Consumer brands have long known the value of building communities based on shared lifestyle and common interest. Orange Wednesdays and V Festival are good examples. And it seems that this has not gone unnoticed by the guardians of corporate reputations who are increasingly looking to communities to capitalise on that sense of belonging.
Take this summer's launch of the 'Boris Bikes' in London and Barclays' £25m sponsorship of Transport for London's new Cycle Superhighways to promote cycling in the capital. Already 40,000 Londoners have signed up in the first few weeks and Barclays' blue livery is every where you look.
A traditional community built on a huge scale, this is without doubt not simply a branding exercise for Barclays. In the wake of the financial crisis, the move is a bold statement of the bank's role in a sustainable society. Will Barclays actively 'manage' this community? In future will this initiative be seen as a successful branding exercise or an astute move to help rebuild the bank's reputation?
With research indicating that the internet is our fastest growing meeting place, the best way to create communities is to do so online. But some argue European corporate brands are still failing to make social media projects work. A study published by the Brand Science Institute in August 2010 paints a dismal picture, saying that 81 per cent of such brands do not have a clear social media strategy.
Our experience at Grayling tells us that there's a lot more going on than these statistics suggest and that engaging communities is becoming an important part of many corporations' business strategies.
There are some great examples of how social media are benefiting corporations in areas you'd least expect.
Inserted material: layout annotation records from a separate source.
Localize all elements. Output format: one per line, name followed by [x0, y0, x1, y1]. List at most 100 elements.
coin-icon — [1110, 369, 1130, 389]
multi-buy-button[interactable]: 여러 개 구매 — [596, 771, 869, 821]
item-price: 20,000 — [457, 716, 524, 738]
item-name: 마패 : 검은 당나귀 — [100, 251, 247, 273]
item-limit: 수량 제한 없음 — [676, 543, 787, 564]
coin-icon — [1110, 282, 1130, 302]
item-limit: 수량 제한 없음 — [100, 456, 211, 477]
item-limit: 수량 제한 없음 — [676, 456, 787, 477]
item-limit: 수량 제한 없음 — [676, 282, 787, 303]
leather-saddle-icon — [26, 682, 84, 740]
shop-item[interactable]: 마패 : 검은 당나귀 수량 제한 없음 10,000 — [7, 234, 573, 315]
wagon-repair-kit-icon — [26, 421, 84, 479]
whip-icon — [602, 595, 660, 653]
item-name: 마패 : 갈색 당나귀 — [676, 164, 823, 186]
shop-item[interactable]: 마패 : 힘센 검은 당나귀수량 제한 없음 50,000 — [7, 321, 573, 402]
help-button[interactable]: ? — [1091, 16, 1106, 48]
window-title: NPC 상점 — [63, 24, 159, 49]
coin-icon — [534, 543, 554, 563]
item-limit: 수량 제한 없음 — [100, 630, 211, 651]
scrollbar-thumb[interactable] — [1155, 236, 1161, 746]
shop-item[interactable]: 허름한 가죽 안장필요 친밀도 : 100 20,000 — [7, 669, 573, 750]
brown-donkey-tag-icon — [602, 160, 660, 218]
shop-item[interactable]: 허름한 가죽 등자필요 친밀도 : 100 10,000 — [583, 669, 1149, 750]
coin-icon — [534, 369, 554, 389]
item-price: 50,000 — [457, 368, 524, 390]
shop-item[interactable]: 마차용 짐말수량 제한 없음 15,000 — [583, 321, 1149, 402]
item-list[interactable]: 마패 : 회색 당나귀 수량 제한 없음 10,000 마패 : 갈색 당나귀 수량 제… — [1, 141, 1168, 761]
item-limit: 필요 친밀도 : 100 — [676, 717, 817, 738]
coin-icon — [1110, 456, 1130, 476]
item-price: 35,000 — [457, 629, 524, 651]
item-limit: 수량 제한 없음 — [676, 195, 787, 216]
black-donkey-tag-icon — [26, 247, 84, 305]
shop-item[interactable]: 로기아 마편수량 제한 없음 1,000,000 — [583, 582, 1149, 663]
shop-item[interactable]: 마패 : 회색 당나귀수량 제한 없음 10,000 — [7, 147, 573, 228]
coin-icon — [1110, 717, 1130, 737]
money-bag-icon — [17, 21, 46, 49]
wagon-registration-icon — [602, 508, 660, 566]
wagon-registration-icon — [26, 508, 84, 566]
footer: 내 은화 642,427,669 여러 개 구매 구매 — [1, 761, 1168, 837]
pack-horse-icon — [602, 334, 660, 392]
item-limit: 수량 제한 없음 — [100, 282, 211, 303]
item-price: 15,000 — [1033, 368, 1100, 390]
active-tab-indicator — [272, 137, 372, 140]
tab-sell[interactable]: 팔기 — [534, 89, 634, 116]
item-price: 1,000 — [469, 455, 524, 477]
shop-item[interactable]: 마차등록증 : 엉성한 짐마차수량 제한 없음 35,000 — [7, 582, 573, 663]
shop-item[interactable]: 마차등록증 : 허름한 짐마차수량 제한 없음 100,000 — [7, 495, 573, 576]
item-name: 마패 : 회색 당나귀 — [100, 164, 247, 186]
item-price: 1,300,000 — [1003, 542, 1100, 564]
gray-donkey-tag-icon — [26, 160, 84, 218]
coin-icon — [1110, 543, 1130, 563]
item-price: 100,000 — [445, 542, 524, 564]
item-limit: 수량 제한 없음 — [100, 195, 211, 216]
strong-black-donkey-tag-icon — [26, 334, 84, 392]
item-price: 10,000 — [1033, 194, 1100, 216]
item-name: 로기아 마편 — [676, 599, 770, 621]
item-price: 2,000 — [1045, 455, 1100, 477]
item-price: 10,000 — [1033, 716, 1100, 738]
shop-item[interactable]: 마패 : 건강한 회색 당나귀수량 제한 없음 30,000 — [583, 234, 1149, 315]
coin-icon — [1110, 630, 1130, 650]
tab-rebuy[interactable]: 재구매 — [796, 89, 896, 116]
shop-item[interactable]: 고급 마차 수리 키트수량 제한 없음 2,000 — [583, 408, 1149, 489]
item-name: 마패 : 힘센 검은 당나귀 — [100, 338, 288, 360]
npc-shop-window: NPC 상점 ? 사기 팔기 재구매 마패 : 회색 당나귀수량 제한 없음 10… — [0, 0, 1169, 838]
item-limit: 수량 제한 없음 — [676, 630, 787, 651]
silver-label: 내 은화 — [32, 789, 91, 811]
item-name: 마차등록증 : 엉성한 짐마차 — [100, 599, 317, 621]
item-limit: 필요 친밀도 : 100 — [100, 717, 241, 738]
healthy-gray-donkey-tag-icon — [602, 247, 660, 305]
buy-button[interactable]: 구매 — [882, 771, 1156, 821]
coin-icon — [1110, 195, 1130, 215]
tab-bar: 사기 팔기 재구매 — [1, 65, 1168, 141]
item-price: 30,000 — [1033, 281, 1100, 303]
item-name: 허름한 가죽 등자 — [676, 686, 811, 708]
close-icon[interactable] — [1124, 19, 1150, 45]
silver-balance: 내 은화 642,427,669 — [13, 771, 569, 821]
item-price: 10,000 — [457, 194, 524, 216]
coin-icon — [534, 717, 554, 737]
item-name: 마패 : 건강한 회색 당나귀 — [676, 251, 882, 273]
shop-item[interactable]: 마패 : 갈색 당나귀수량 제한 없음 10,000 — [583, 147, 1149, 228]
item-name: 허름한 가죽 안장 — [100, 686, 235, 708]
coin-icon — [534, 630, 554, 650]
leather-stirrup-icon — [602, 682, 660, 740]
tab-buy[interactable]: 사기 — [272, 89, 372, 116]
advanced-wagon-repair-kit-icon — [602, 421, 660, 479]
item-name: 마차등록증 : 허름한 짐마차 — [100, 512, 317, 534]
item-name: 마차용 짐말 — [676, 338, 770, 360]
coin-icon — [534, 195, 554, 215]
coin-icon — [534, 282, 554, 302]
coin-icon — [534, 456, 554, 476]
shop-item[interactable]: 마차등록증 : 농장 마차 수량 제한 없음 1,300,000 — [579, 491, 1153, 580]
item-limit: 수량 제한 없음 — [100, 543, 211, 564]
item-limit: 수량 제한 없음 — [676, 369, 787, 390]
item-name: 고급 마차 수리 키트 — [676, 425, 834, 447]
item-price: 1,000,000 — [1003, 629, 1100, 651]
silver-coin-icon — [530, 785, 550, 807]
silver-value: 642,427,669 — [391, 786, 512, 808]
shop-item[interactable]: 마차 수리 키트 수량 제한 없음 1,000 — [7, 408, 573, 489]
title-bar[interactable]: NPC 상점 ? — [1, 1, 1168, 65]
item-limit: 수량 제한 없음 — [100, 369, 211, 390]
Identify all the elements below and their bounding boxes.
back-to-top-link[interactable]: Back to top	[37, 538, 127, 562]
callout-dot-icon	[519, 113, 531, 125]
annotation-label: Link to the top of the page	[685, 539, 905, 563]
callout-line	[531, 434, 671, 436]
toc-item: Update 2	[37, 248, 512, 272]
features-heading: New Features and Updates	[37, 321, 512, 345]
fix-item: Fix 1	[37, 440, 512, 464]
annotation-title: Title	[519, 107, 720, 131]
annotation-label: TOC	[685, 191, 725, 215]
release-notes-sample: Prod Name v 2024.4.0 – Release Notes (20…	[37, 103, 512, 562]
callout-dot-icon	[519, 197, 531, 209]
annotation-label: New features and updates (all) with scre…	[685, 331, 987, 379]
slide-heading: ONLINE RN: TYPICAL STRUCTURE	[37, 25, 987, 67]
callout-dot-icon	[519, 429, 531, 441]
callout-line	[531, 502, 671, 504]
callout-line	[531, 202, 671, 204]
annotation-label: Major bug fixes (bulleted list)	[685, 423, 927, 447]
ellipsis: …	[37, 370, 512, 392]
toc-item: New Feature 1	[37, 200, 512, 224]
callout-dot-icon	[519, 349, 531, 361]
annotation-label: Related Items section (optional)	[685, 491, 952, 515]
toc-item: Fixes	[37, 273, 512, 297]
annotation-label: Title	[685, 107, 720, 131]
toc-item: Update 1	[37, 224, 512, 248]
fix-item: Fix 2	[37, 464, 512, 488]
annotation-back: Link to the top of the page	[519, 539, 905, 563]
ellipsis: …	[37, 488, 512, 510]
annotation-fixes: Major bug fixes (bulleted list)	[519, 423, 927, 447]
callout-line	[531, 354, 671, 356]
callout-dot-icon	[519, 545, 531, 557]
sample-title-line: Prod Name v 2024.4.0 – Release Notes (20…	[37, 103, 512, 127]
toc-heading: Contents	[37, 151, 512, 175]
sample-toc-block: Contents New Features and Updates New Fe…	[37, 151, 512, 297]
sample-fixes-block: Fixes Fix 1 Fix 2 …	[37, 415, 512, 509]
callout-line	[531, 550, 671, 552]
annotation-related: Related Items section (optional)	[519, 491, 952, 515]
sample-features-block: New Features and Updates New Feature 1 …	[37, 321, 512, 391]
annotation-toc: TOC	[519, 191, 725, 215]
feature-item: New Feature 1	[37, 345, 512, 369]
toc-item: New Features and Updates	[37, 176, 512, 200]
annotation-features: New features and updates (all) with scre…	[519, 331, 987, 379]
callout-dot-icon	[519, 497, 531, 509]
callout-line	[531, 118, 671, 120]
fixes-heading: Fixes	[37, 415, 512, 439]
One example is a targeted online social network for the pensions industry, www.mallowstreet.com, developed by pension risk consultancy Redington, one of our clients.
It was launched in December 2009, but already has more than 800 active users representing over £500bn in pension fund assets. It is a place where the pensions industry, traditionally very disparate, can connect and share knowledge. Redington's blogging and tweeting co-founders saw social media as the best way to bring members of the community together.
Harnessing the expertise of personalities in organisations is also paying dividends for many. 'Super bloggers' show how corporate clients can assert their personality effectively to galvanise communities. Personalities such as Sophos' senior technology consultant Graham Cluley have become commentators in their own right. Cluley has created a loyal community following, positioning IT security firm Sophos as a leader in its field.
Corporations have always sought to reach out to key stakeholders and although methods have changed, the imperatives for doing so have not.
Social media have enabled corporations not only to disseminate information to their stakeholders but to listen to and communicate with discrete audiences more effectively.
I believe we will find that the most powerful way to communicate with stakeholders and therefore manage corporate reputation lies in building communities and adding value by facilitating conversations within those communities.
Views in brief
- Which organisation has most improved its reputation in the past year?
UK plc. With the new coalition Government in place, the mood among business leaders is hugely optimistic. The sense is that the UK has a real opportunity to reinvent itself.
- What is the most important lesson to have emerged from the BP saga?
I think we all underestimated the extent to which the criticism of the personality and personal life of the CEO would affect the reputation of the firm during the crisis.